Seriously. No joke. Check this out:

On Aug. 31, [FEMA official Marty] Bahamonde e-mailed Brown to tell him that thousands of evacuees were gathering in the streets with no food or water and that "estimates are many will die within hours."

"Sir, I know that you know the situation is past critical," Bahamonde wrote. "The sooner we can get the medical patients out, the sooner we can get them out."

A short time later, Brown's press secretary, Sharon Worthy, wrote colleagues to complain that the FEMA director needed more time to eat dinner at a Baton Rouge restaurant that evening. "He needs much more that (sic) 20 or 30 minutes," Worthy wrote.

"Restaurants are getting busy," she said. "We now have traffic to encounter to go to and from a location of his choise (sic), followed by wait service from the restaurant staff, eating, etc. Thank you."

In an Aug. 29 phone call to Brown informing him that the first levee had failed, Bahamonde said he asked for guidance but did not get a response.

"He just said, 'Thank you,' and that he was going to call the White House," Bahamonde said.

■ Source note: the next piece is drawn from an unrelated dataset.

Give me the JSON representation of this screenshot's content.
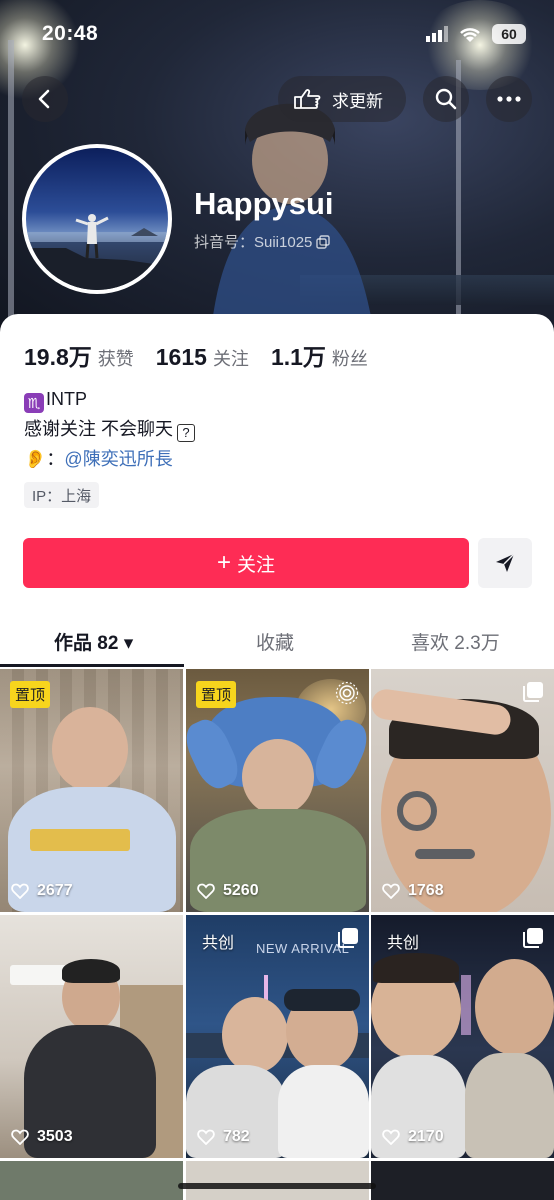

I (and many others in the blogosphere) have long thought that Brown deserved much of the blame for the federal government's disastrously slow response to Katrina, but I also thought that he was being unfairly scapegoated by those above him who should have taken responsibility for what went wrong -- namely, President Bush and, to a lesser degree, Homeland Security Secretary Chertoff.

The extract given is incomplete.